While those suspects have now been arrested -- the four Egyptian citizens are under house arrest -- there has been almost no news of arrests of the dormitory attackers filmed punching and kicking cowering Pakistani students five days later.
Police said on May 21 that one citizen suspected of attacking a foreigner at his place of residence was detained, but that incident appears to have taken place several kilometers from the dormitories.
By contrast, on May 21, the UKMK gave news that it had detained six Pakistanis that it said were trying to illegally cross Kazakhstan's border with Kyrgyzstan.
The only official to directly apologize to the Pakistani students affected by the violence was Deputy Prime Minister Edil Baisalov, who visited the International University of Kyrgyzstan dormitory that was the worst-affected.
There Baisalov called for the attackers of the dormitory to be "demonstratively imprisoned."
"They didn't only break through doors, but [into] spaces leading to the toilets.

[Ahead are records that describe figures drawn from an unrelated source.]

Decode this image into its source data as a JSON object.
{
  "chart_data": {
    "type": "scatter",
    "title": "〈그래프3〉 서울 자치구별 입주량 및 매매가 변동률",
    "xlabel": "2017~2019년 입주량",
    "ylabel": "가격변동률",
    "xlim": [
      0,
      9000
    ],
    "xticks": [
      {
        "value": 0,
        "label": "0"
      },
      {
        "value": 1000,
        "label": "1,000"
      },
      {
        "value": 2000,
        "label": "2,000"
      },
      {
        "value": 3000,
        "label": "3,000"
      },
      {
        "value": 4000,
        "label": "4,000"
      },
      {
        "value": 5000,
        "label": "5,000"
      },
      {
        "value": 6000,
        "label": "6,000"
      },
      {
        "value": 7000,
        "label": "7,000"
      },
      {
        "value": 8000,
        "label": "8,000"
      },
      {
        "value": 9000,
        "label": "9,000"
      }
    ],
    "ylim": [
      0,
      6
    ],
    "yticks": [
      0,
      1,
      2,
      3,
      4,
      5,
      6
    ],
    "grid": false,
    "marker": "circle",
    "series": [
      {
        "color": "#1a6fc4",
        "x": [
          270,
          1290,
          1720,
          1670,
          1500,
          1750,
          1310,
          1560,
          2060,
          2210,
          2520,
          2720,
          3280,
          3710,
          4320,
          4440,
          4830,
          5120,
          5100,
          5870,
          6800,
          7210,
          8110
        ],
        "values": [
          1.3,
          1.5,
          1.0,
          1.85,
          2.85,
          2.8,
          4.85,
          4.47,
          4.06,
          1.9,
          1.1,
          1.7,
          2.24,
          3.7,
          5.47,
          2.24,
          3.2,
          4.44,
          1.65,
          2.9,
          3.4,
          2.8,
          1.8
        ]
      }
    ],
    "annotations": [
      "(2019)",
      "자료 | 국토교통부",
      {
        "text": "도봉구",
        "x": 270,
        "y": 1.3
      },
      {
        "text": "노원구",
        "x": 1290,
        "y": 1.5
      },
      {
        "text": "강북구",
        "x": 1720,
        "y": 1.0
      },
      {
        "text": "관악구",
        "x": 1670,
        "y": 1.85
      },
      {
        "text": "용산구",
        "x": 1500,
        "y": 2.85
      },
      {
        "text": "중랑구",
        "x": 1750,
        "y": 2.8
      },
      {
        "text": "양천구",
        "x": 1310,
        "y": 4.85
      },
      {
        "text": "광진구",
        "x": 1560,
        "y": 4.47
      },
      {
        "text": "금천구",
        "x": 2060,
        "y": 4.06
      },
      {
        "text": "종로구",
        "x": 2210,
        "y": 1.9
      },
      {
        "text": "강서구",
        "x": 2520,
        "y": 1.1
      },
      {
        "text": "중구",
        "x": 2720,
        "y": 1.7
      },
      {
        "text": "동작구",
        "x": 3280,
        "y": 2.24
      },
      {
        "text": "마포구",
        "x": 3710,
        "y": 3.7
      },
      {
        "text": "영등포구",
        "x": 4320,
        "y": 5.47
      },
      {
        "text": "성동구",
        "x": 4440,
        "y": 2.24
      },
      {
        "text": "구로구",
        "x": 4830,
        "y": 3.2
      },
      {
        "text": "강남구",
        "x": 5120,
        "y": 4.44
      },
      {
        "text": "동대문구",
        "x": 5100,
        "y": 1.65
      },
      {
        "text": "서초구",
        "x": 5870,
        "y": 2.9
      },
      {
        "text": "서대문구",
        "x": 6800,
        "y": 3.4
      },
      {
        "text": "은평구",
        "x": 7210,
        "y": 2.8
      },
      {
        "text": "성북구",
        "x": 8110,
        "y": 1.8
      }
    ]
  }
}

Girls were hiding there…. They took money, gadgets, and jewelry for themselves."
President Sadyr Japarov, for his part, kept his silence until May 20, when he said in an address published on his website that "the demands of our patriotic youth to stop the illegal migration of foreign citizens and to take strict measures against those who allow such activities are certainly correct."
But Japarov blamed "provocative" messaging coordinated by jailed political opponents for the mobilization and appeared to ignore evidence that the foreign students had been attacked in their dormitories -- albeit nobody fatally.
"If there had been looting, attacks on the police, or attacks on students in the [dormitories], we would have taken harsh measures. Fortunately, this did not happen," he said, before cautioning his citizens against xenophobia.
"More than 1 million of our people work and study abroad. Just like our citizens, there are those who come from abroad to study and work with us. We should be glad about this," Japarov said.